In summary, humanizing m3F8 produced the next generation of anti-GD2 antibodies with substantially more potent antibody-dependent cell cytotoxicity in vitro and antitumor activity in vivo. Phase 1 (at MSKCC) and 2 (MSKCC and SJD Barcelona Children’s Hospital) clinical trials of hu3F8 (Naxitamab) have shown the effectiveness of hu3F8 + GM-CSF against chemotherapy-resistant bone/bone marrow disease, which prompted a fast record Food and Drug Administration (FDA) approval of hu3F8 (naxitamab; Danyelza) in November 2020. The first human infusion of naxitamab produced by Ymabs Therapeutics in combination with GM-CSF was performed on June 12, 2017, at SJD Barcelona Children’s Hospital.

One of the centres with the largest volume of pediatric cancer patients in Europe and the best survival rates

SJD Pediatric Cancer Center Barcelona is one of the largest in Europe in terms of activity (350 new cases per year) equipped with the latest technology (intraoperative magnetic resonance imaging - MRI). 

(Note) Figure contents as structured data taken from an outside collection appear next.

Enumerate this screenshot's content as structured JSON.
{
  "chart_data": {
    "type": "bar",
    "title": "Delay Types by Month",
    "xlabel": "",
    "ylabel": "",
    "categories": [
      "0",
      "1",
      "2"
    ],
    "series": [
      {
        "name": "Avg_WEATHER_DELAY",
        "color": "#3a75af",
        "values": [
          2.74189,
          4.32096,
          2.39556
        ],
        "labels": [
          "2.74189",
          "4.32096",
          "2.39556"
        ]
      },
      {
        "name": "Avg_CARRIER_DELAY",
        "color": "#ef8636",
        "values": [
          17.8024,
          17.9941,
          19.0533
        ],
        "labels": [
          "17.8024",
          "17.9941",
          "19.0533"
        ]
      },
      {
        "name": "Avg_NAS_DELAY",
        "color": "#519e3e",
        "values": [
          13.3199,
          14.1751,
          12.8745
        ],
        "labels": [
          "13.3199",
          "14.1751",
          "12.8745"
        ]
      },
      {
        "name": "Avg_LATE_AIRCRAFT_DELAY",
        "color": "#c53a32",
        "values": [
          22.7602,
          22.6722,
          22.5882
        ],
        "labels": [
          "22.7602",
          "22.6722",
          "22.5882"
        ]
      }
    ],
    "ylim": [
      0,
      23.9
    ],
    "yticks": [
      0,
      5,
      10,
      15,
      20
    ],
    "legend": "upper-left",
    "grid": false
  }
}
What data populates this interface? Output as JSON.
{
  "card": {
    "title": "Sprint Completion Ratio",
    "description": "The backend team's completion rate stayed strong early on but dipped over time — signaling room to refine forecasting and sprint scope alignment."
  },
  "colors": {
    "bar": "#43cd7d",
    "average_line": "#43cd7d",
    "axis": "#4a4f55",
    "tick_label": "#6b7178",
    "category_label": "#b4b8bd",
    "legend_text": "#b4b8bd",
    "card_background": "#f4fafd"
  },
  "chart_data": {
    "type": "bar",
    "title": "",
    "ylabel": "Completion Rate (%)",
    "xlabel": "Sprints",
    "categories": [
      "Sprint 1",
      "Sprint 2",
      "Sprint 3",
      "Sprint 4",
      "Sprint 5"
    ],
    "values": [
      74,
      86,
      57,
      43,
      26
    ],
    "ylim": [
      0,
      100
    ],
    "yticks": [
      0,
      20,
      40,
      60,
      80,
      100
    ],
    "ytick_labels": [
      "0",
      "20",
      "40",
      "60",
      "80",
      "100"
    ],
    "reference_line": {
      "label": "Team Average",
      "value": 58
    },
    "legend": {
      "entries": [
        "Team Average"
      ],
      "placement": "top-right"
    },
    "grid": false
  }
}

The SJD Barcelona Children's Hospital neuroblastoma team, led by Dr. Jaume Mora, Scientific Director of the SJD Pediatric Cancer Center Barcelona, offers the best survival outcome worldwide in this disease. Several recent publications (CancersFrontiers in Pharmacology y Pediatric Blood & Cancer) demonstrate how the new strategy of naxitamab based immunotherapy, in combination with short and intensive chemotherapy, comprehensive surgery, and radiotherapy, provides survival outcomes never paralleled before. As reported, patients in first complete remission present a 3-year event-free survival of 74.3% and overall survival of 91.6%. More importantly, without the use of high-dose chemotherapy and transplant with the spare of cost and potential long-term toxicities implied. Families highly appreciate this low-toxicity strategy.